To predict the long-term performance of elastomers within the water systems, accelerated degradation experiments were conducted at the combinations of three temperatures (23°C, 45°C and 70°C) and three chloramine concentrations (1-, 30-, and 60 mg/L concentrations) for natural rubber, neoprene rubber, ethylene propylene diene monomer (peroxide-cured), ethylene propylene diene monomer (sulfur-cured), styrene butadiene rubber and nitrile rubber. Elastomer degradation was characterized by mass change, volume change, breaking stress, breaking strain and hardness. Using a time-temperature superposition (TTS) principle the accelerated test results were 'doubly-shifted' (temperature and chloramine concentration) to service conditions to generate long-term performance curves.
As TTS technique was not suitable for mass change data, aqueous chloramine diffusion into styrene butadiene rubber and natural rubber was analyzed using Fick's second law of diffusion to develop long-term mass intake prediction curves. Diffusion coefficients were calculated for 1 mg/L chloramine concentration at three temperatures (23, 45 and 70°C) and also for 23°C, at three chloramine concentrations (1, 30 and 60 mg/L). For 1 mg/L chloramine concentration, activation energy for diffusion of SBR and natural rubber were computed to be 51.13 kJ/mole and 77.29 kJ/mole, respectively. Also, concentration profiles were developed to understand the extent of penetration along the elastomer thickness over time and temperature.
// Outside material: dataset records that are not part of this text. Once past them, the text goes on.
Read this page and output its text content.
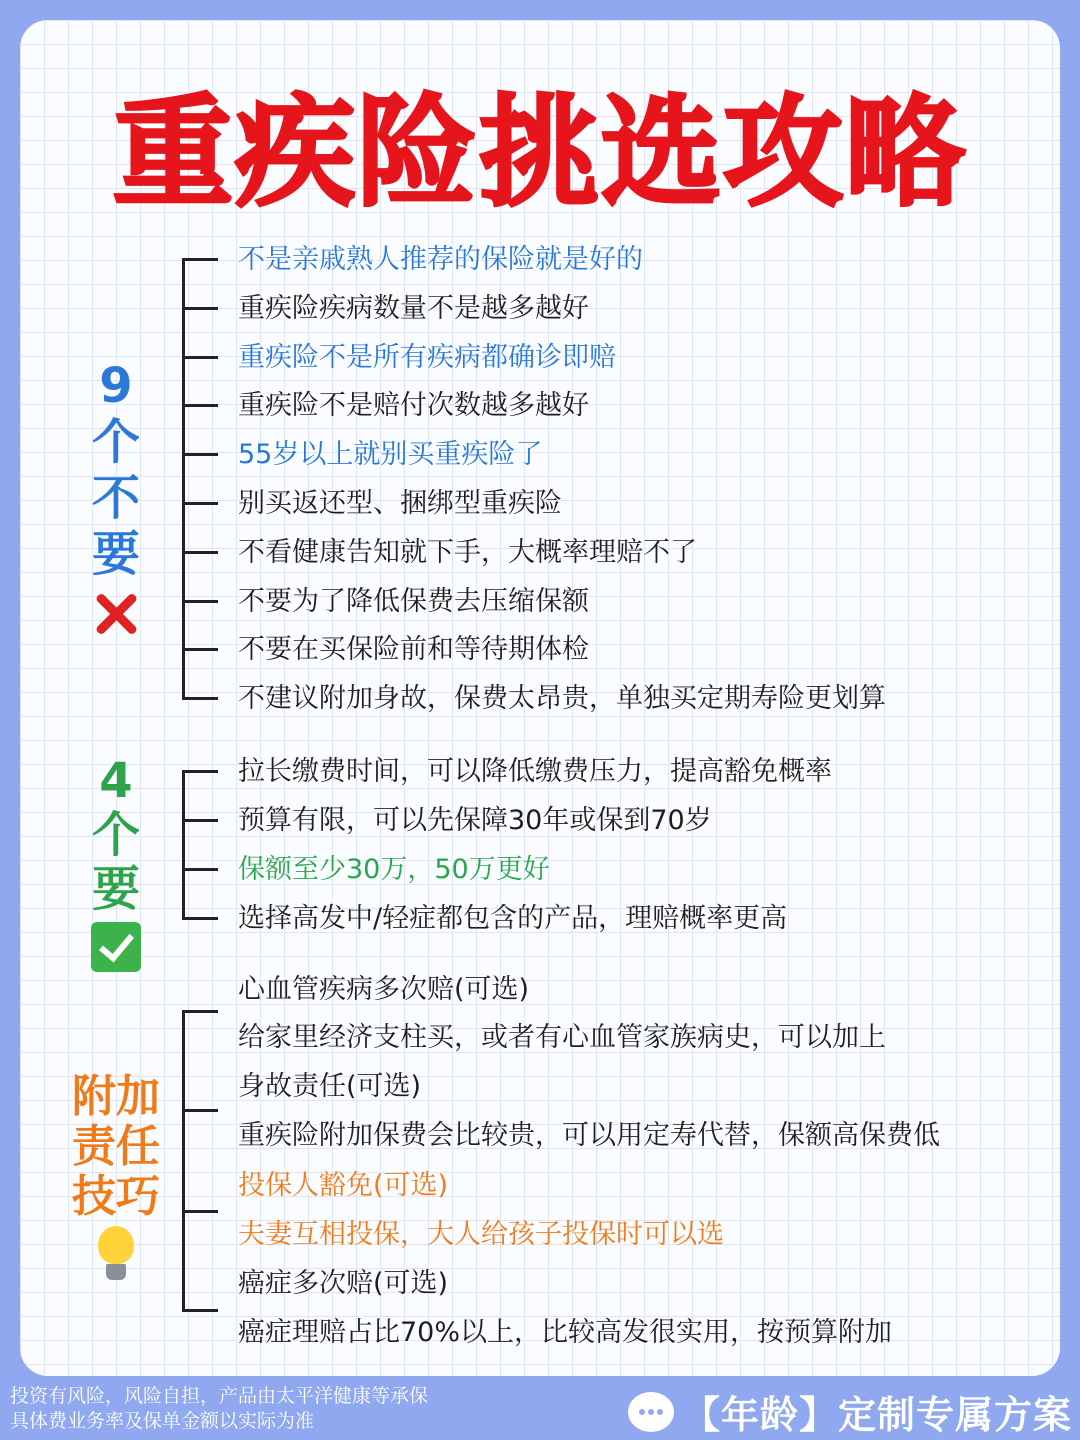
重疾险挑选攻略
9
个
不
要
不是亲戚熟人推荐的保险就是好的
重疾险疾病数量不是越多越好
重疾险不是所有疾病都确诊即赔
重疾险不是赔付次数越多越好
55岁以上就别买重疾险了
别买返还型、捆绑型重疾险
不看健康告知就下手，大概率理赔不了
不要为了降低保费去压缩保额
不要在买保险前和等待期体检
不建议附加身故，保费太昂贵，单独买定期寿险更划算
4
个
要
拉长缴费时间，可以降低缴费压力，提高豁免概率
预算有限，可以先保障30年或保到70岁
保额至少30万，50万更好
选择高发中/轻症都包含的产品，理赔概率更高
附加
责任
技巧
心血管疾病多次赔(可选)
给家里经济支柱买，或者有心血管家族病史，可以加上
身故责任(可选)
重疾险附加保费会比较贵，可以用定寿代替，保额高保费低
投保人豁免(可选)
夫妻互相投保，大人给孩子投保时可以选
癌症多次赔(可选)
癌症理赔占比70%以上，比较高发很实用，按预算附加
投资有风险，风险自担，产品由太平洋健康等承保
具体费业务率及保单金额以实际为准	【年龄】定制专属方案
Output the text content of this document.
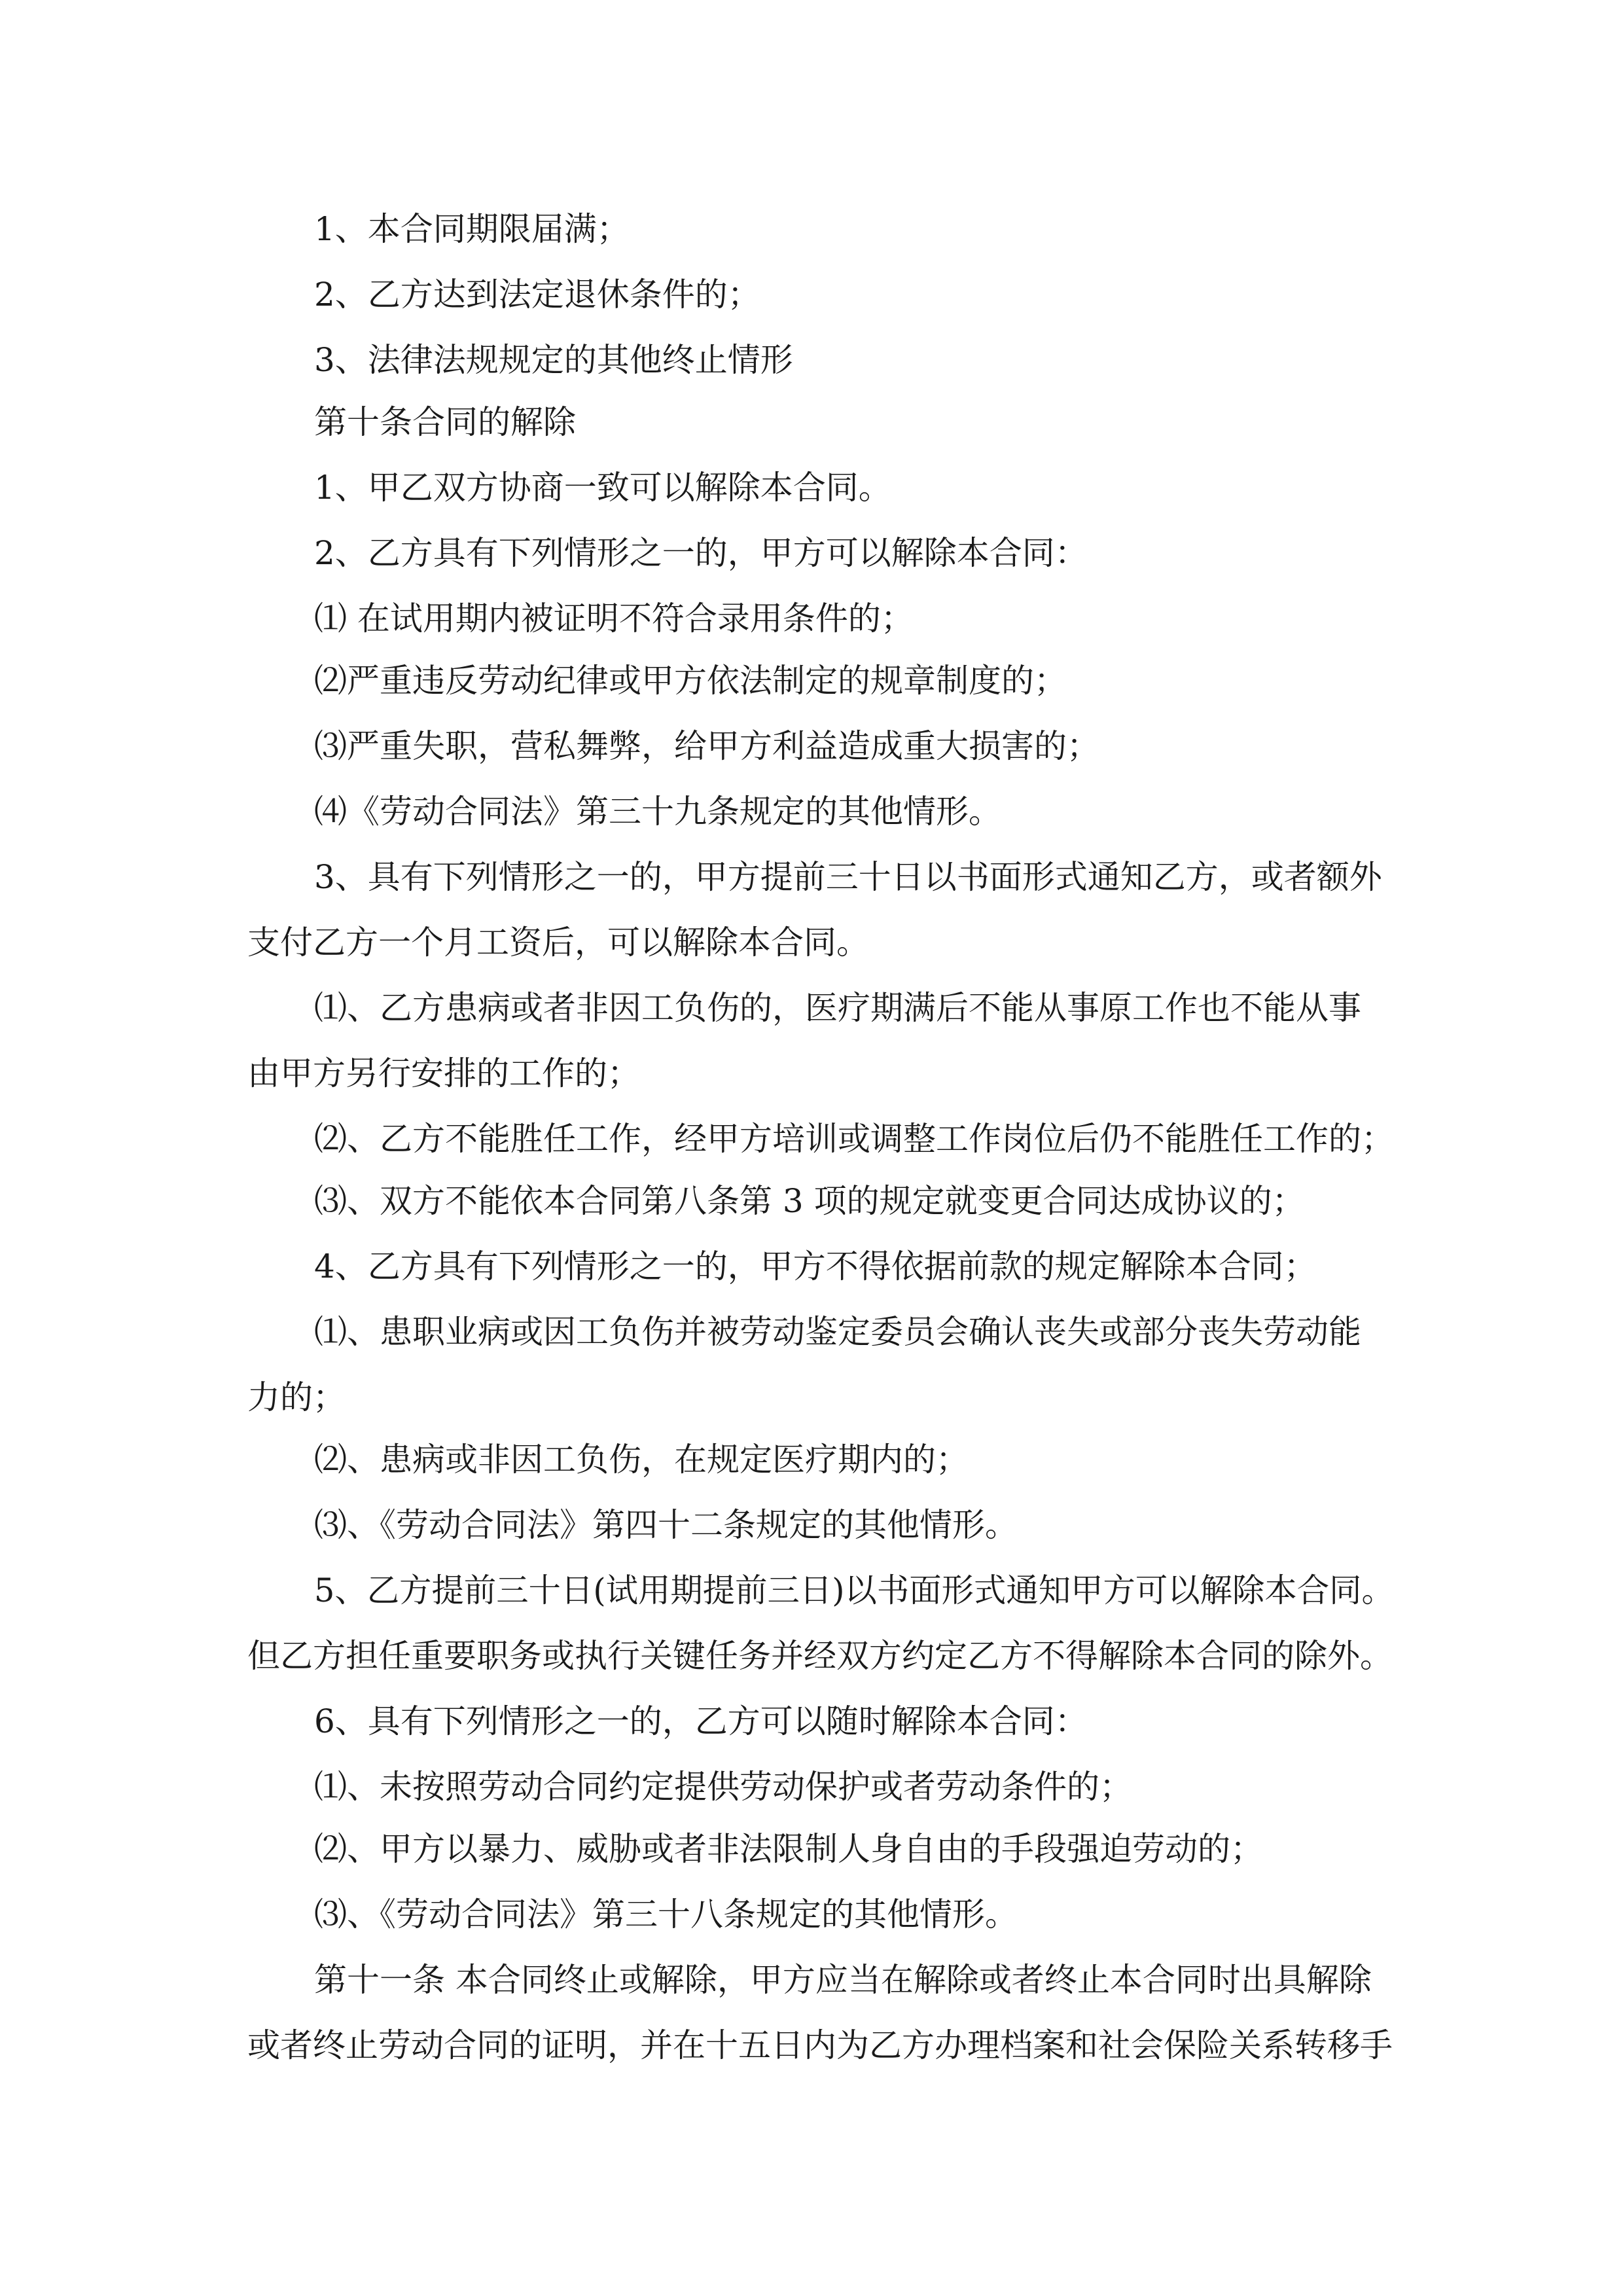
1、本合同期限届满；
2、乙方达到法定退休条件的；
3、法律法规规定的其他终止情形
第十条合同的解除
1、甲乙双方协商一致可以解除本合同。
2、乙方具有下列情形之一的，甲方可以解除本合同：
⑴ 在试用期内被证明不符合录用条件的；
⑵严重违反劳动纪律或甲方依法制定的规章制度的；
⑶严重失职，营私舞弊，给甲方利益造成重大损害的；
⑷《劳动合同法》第三十九条规定的其他情形。
3、具有下列情形之一的，甲方提前三十日以书面形式通知乙方，或者额外
支付乙方一个月工资后，可以解除本合同。
⑴、乙方患病或者非因工负伤的，医疗期满后不能从事原工作也不能从事
由甲方另行安排的工作的；
⑵、乙方不能胜任工作，经甲方培训或调整工作岗位后仍不能胜任工作的；
⑶、双方不能依本合同第八条第 3 项的规定就变更合同达成协议的；
4、乙方具有下列情形之一的，甲方不得依据前款的规定解除本合同；
⑴、患职业病或因工负伤并被劳动鉴定委员会确认丧失或部分丧失劳动能
力的；
⑵、患病或非因工负伤，在规定医疗期内的；
⑶、《劳动合同法》第四十二条规定的其他情形。
5、乙方提前三十日(试用期提前三日)以书面形式通知甲方可以解除本合同。
但乙方担任重要职务或执行关键任务并经双方约定乙方不得解除本合同的除外。
6、具有下列情形之一的，乙方可以随时解除本合同：
⑴、未按照劳动合同约定提供劳动保护或者劳动条件的；
⑵、甲方以暴力、威胁或者非法限制人身自由的手段强迫劳动的；
⑶、《劳动合同法》第三十八条规定的其他情形。
第十一条 本合同终止或解除，甲方应当在解除或者终止本合同时出具解除
或者终止劳动合同的证明，并在十五日内为乙方办理档案和社会保险关系转移手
To investigate the water quality concerns as a result of accelerated elastomeric compounds degradation, accelerated degradation tests were conducted in aqueous chloramine solutions and then the solutions were analyzed for organic compounds using SPME-GC/MS. The water quality concerns that could arise because of these elastomeric compounds degradation were discussed with relevant literature review in this study.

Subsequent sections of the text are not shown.